Pantomina. O ‘show’ da não-justiça continua... até no jogo da morte

Sempre que se vê acossado, o Sistema Judicial ralha e tenta silenciar, por meio de vulgar intimidação, quem o desafia a prestar contas. Gesticula, teatraliza, mostra músculos anabolizados para escamotear a sua debilidade crónica. Desta vez é a Procuradoria Geral da República a auto-admitir o quanto (não) vale.

Pantomina. Os dicionários explicam que se trata de uma “acção de representar uma história utilizando somente gestos e/ou expressões, geralmente, no teatro ou dança”. No sentido figurado, significa uma mentira bem elaborada, um logro.
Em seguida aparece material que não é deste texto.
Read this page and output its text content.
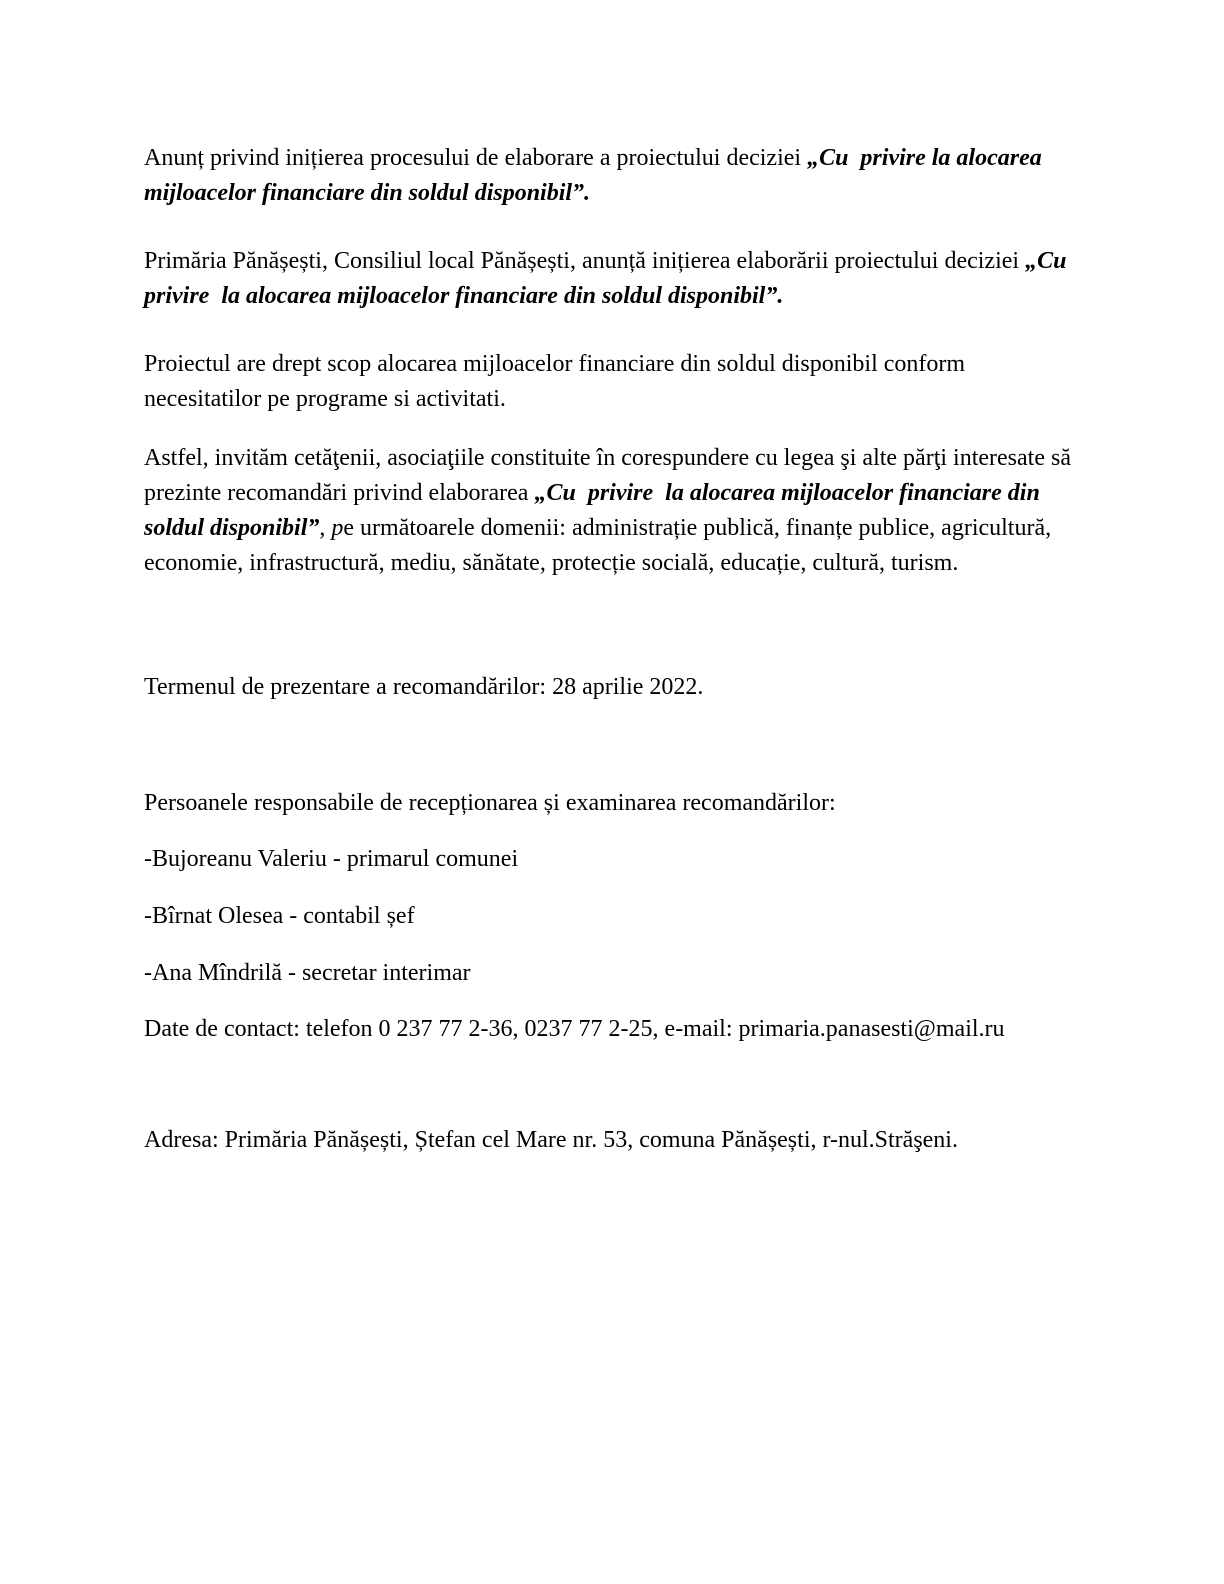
Anunț privind inițierea procesului de elaborare a proiectului deciziei „Cu  privire la alocarea mijloacelor financiare din soldul disponibil”.

Primăria Pănășești, Consiliul local Pănășești, anunță inițierea elaborării proiectului deciziei „Cu  privire  la alocarea mijloacelor financiare din soldul disponibil”.

Proiectul are drept scop alocarea mijloacelor financiare din soldul disponibil conform necesitatilor pe programe si activitati.

Astfel, invităm cetăţenii, asociaţiile constituite în corespundere cu legea şi alte părţi interesate să prezinte recomandări privind elaborarea „Cu  privire  la alocarea mijloacelor financiare din soldul disponibil”, pe următoarele domenii: administrație publică, finanțe publice, agricultură, economie, infrastructură, mediu, sănătate, protecție socială, educație, cultură, turism.

Termenul de prezentare a recomandărilor: 28 aprilie 2022.

Persoanele responsabile de recepționarea și examinarea recomandărilor:

-Bujoreanu Valeriu - primarul comunei

-Bîrnat Olesea - contabil șef

-Ana Mîndrilă - secretar interimar

Date de contact: telefon 0 237 77 2-36, 0237 77 2-25, e-mail: primaria.panasesti@mail.ru

Adresa: Primăria Pănășești, Ștefan cel Mare nr. 53, comuna Pănășești, r-nul.Străşeni.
Feito este preâmbulo, resistem duas inquietantes questões prévias: A justiça em Cabo Verde é um bem público? É verdade mesmo que o Ministério Público é titular da acção penal? Ora, isto vem a propósito e em reacção a um esquisito, porém, não surpreendente comunicado da Procuradoria Geral da Repúbica a anunciar a abertura de um processo criminal por fuga de informação e violação do segredo de Justiça, na sequência da investiçação de Santiago Magazine que revelou haver suspeições de que a morte de Zezito denti’ D’Oru – tido como o autor material do assassinato da mãe de uma inspectora da PJ – não teria ocorrido em meio a troca de tiros com a PJ, mas sim presumível vítima de um extermínio.
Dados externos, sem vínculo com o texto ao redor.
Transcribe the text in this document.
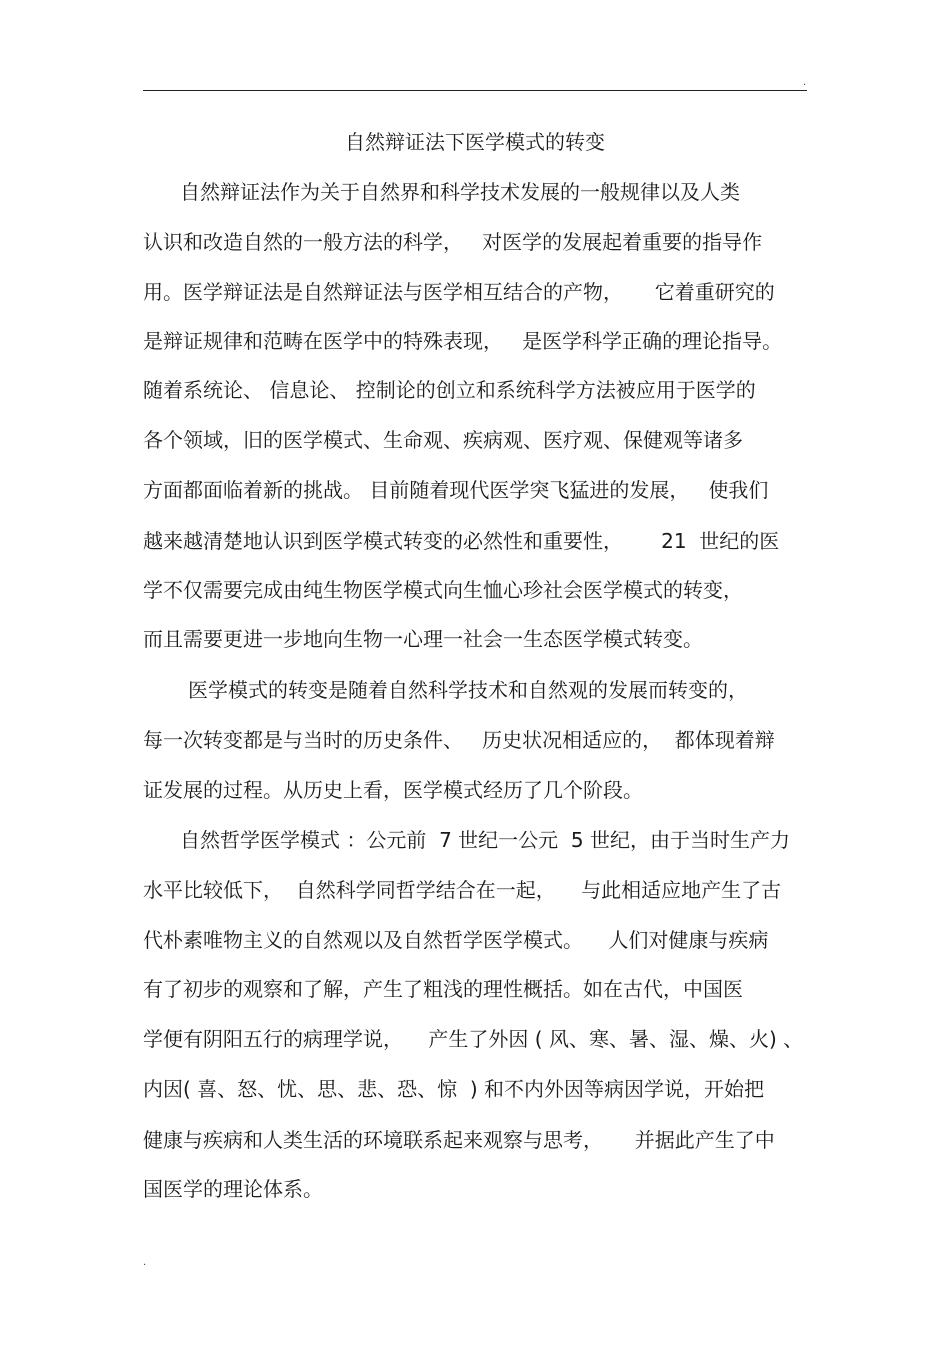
.
自然辩证法下医学模式的转变

自然辩证法作为关于自然界和科学技术发展的一般规律以及人类

认识和改造自然的一般方法的科学，   对医学的发展起着重要的指导作

用。医学辩证法是自然辩证法与医学相互结合的产物，     它着重研究的

是辩证规律和范畴在医学中的特殊表现，   是医学科学正确的理论指导。

随着系统论、 信息论、 控制论的创立和系统科学方法被应用于医学的

各个领域，旧的医学模式、生命观、疾病观、医疗观、保健观等诸多

方面都面临着新的挑战。 目前随着现代医学突飞猛进的发展，   使我们

越来越清楚地认识到医学模式转变的必然性和重要性，      21  世纪的医

学不仅需要完成由纯生物医学模式向生恤心珍社会医学模式的转变，

而且需要更进一步地向生物一心理一社会一生态医学模式转变。

医学模式的转变是随着自然科学技术和自然观的发展而转变的，

每一次转变都是与当时的历史条件、   历史状况相适应的，  都体现着辩

证发展的过程。从历史上看，医学模式经历了几个阶段。

自然哲学医学模式 ：公元前  7 世纪一公元  5 世纪，由于当时生产力

水平比较低下，  自然科学同哲学结合在一起，    与此相适应地产生了古

代朴素唯物主义的自然观以及自然哲学医学模式。    人们对健康与疾病

有了初步的观察和了解，产生了粗浅的理性概括。如在古代，中国医

学便有阴阳五行的病理学说，    产生了外因 ( 风、寒、暑、湿、燥、火) 、

内因( 喜、怒、忧、思、悲、恐、惊  ) 和不内外因等病因学说，开始把

健康与疾病和人类生活的环境联系起来观察与思考，     并据此产生了中

国医学的理论体系。

.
Segue este raciocínio. Em 2014 um homem foi assassinado no bairro de Cidadela, na cidade da Praia, por elementos da Polícia Judiciária, durante uma operação policial, na qual terá alegadamente resistido. O indivíduo em questão era Zezito dente D᾽oru, descrito por inspetores da PJ como perigoso e matador. Na ocasião, os familiares da vítima procuraram as autoridades policiais, judiciais e a comunicação social para denunciarem que a PJ havia sido simplesmente assassinado o seu parente Zezito, e aproveitaram para requerer ao Estado de Cabo Verde a promoção de uma ação de investigação criminal para o apuramento dos factos e a consequente reposição da justiça.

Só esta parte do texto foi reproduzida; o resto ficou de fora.